Oyu Tolgoi resumes copper shipments to China www.mining.com
Canada’s Turquoise Hill Resources (TSX, NYSE:TRQ), which is 51% owned by Rio Tinto and holds two-thirds of the massive Oyu Tolgoi copper-gold mine in Mongolia, said Wednesday it had resumed concentrate shipments from the operation to China.
The Vancouver-based miner said that after two weeks of talks with Mongolian and Chinese authorities, Oyu Tolgoi has been allowed to restart shipping ore across the border, but it will follow a new joint coal and concentrate crossing route at the border between the two nations.
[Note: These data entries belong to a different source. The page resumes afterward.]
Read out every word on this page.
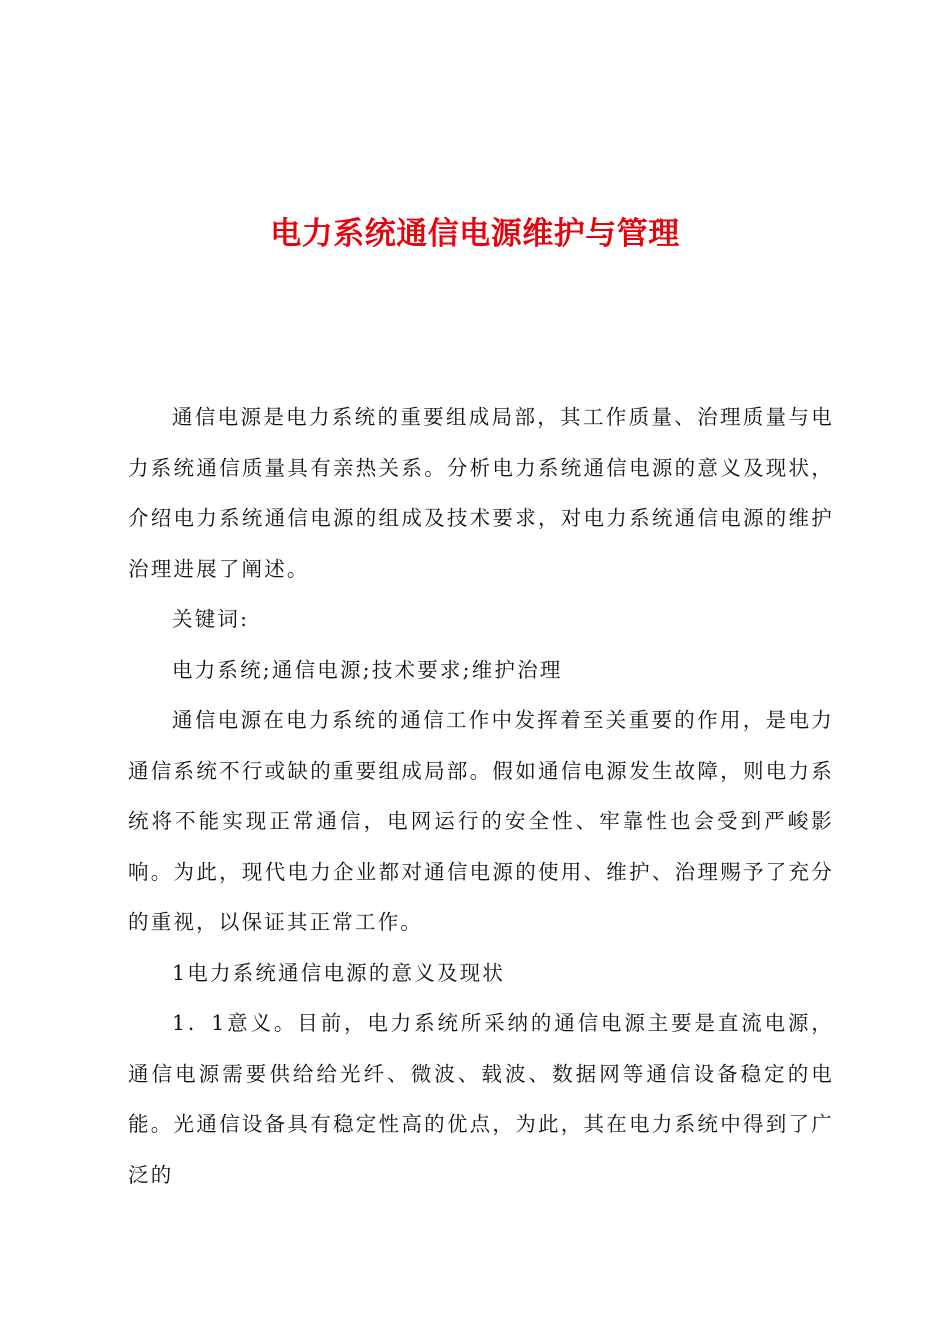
电力系统通信电源维护与管理

通信电源是电力系统的重要组成局部，其工作质量、治理质量与电力系统通信质量具有亲热关系。分析电力系统通信电源的意义及现状，介绍电力系统通信电源的组成及技术要求，对电力系统通信电源的维护治理进展了阐述。

关键词:

电力系统;通信电源;技术要求;维护治理

通信电源在电力系统的通信工作中发挥着至关重要的作用，是电力通信系统不行或缺的重要组成局部。假如通信电源发生故障，则电力系统将不能实现正常通信，电网运行的安全性、牢靠性也会受到严峻影响。为此，现代电力企业都对通信电源的使用、维护、治理赐予了充分的重视，以保证其正常工作。

1电力系统通信电源的意义及现状

1．1意义。目前，电力系统所采纳的通信电源主要是直流电源，通信电源需要供给给光纤、微波、载波、数据网等通信设备稳定的电能。光通信设备具有稳定性高的优点，为此，其在电力系统中得到了广泛的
Production at the mine, expected to reach 560,000 tonnes of copper per year once at full tilt, was unaffected during suspension, Turquoise Hill said.
Rio Tinto approved in May a $5.3 billion expansion of Oyu Tolgoi, one of the world's largest copper mines and a key component of the company’s master plan to become less dependent on iron ore for profits and become one of the world’s biggest copper producers.
The planned expansion, with its nearly 200 km (125 miles) of underground tunnels that will track three times as deep as the Empire State Building is tall, will more than double the copper output from Oyu Tolgoi, which is mostly sent south to China, the world’s main metals consumer.
It is also expected to help Rio and Turquoise Hill get to the most valuable part of the deposit, which also contains gold and silver, and where there has been a open pit mine running since 2013.
First production from the extended underground area is expected by 2020, when a shortage of copper is tipped to emerge. Full ramp up is slated for 2027.